John Burke, the John Burke, I wanted to ask. New Orleans's greatest animator and vampire slayer? A kindred spirit. We shook hands. His grip was strong, almost painfully so, as if he wanted to see if I would flinch. I didn't. He let go. Maybe he just didn't know his own strength? But I doubted it.

"I am truly sorry about your brother," I said. I meant it. I was glad I meant it.

He nodded. "Thank you for talking to the police about him."

"I'm surprised you couldn't get the New Orleans police to give you some juice with our local police," I said.

He had the grace to look uncomfortable. "The New Orleans police and I have had a disagreement."

"Really?" I said, eyes wide. I had heard the rumors, but I wanted to hear the truth. Truth is always stranger than fiction.

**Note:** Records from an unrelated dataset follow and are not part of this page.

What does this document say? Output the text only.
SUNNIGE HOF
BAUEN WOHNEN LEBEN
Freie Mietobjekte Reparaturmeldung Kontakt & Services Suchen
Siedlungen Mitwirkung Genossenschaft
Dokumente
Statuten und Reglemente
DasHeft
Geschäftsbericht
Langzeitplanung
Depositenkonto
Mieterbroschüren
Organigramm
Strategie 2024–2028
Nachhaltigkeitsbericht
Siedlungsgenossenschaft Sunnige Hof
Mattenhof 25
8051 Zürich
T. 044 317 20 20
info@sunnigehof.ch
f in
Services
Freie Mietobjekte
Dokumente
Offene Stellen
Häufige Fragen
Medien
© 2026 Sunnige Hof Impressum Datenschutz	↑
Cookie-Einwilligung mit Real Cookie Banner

"John was accused of participating in some ritual murders," Jamison said. "Just because he's a practicing vaudun priest."

"Oh," I said. Those were the rumors. "How long have you been in town, John?"

"Almost a week."

"Really?"

"Peter had been missing for two days before they found the … body." He licked his lips. His dark brown eyes flicked to the scene behind me. Were the grave diggers moving in? I glanced back, but the grave looked just the same to me.

"Anything you could find out would be most appreciated," he said.

"I'll do what I can."

"I have to get back to the house." He shrugged, as if to loosen the shoulder muscles. "My sister-in-law isn't taking it well."

I let it go. I deserved brownie points for that. One thing I didn't let go. "Can you look after your niece and nephew?"

He looked at me, a puzzled frown between his black eyebrows.

"I mean, keep them out of the really dramatic stuff if you can."

He nodded. "It was rough for me to watch her throw herself on the coffin. God, what must the kids be thinking?" Tears glittered in his eyes like silver. He kept them open very wide so the tears wouldn't spill out.

I didn't know what to say. I did not want to see him cry. "I'll talk to the police, find out what I can. I'll tell Jamison when I have anything."

John Burke nodded, carefully. His eyes were like a glass where only the surface tension kept the water from spilling over.

I nodded to Jamison and left. I turned on the air-conditioning in my car and let it run full blast. The two men were still standing in the hot sunshine in the middle of summer brown grass when I put the car in gear and drove away.

I would talk to the police and find out what I could. I also had another name for Dolph. John Burke, biggest animator in New Orleans, voodoo priest. Sounded like a suspect to me.